Oh ! réveille-toi ! Le meurtre a été commis dans le plus grand désert du monde, avec des armes sophistiquées. Ce «spécialiste»/journaliste sait-il que pour ce genre de crime, on a besoin de vrais spécialistes capables de calculer le lieu du tir à des kilomètres du crime, la nature des munitions et de l’arme à terre ou dans le ciel… On est donc loin du meurtre commis par un addict en manque de haschich. Tu prends tes lecteurs pour des demeurés incapables de faire la différence entre un acte d’un voyou dans une rue sombre d’une ville et un criminel acte de guerre bien pensé et exécuté par une armée ?
Je fais référence à cet exemple de propagande pour dire que les serviteurs du petit roi devraient savoir que la désinformation est un art. Elle est en général l’apanage des meilleurs cerveaux des services secrets dont l’objectif est de faire croire à l’ennemi le contraire de la vérité. Cet art ne fait donc jamais appel aux mensonges grossiers mais introduit dans le discours une ou deux vérités, sans grande importance, mais enrobées de sucreries que les incultes gobent et finissent par tomber ainsi dans le piège tendu par l’ennemi.
Un mot pour finir. Si le roi pense gagner la bataille de la désinformation, avec de pareils serviteurs, il risque de la perdre comme il a perdu la guerre, la vraie, celle de 1976 à 1991 qui l’obligea à signer un cessez-le-feu après avoir abandonné des milliers de prisonniers dans les mains du Polisario.
A. A.
1- Le cadeau de Trump à M6 est une terre qui n’appartient ni à l’un ni à l’autre.
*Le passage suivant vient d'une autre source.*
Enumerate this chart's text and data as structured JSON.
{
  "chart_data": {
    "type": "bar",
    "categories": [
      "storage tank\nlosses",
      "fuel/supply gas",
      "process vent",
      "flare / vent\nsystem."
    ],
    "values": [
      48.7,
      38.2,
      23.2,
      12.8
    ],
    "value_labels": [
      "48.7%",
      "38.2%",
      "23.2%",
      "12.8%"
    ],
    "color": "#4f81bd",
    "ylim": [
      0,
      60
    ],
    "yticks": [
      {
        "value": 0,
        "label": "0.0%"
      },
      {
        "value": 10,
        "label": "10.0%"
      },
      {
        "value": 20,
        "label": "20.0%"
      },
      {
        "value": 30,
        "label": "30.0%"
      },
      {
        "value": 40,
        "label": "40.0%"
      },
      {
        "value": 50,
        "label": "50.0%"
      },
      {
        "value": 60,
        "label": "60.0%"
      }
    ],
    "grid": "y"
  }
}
Il faut dire que ça n’a rien d’étonnant de la part de dirigeants de pays dont la carte d’identité porte la mention voleur de terre d’autrui.
2- Il ne faut pas oublier que la Mauritanie a été le souffre-douleur des rois marocains. Ces derniers se sont opposés à son indépendance. La Mauritanie fut embarquée par le Maroc dans l’occupation du Sahara Occidental d’où elle se retira après des coups sévères du Polisario et notamment après un raid spectaculaire du Polisario avec, à sa tête, son leader, El-Ouali Mustapha Sayed, qui «rencontra» la mort en combattant ce jour-là.
3- Ainsi, le Maroc s’acharne toujours sur ce pays pour le mêler à ce problème sahraoui et espère ainsi arracher son appui autour des tables rondes mort-nées dans les tranchées onusiennes, surveillées par les «grands» qui prônent le droit quand ça les arrange.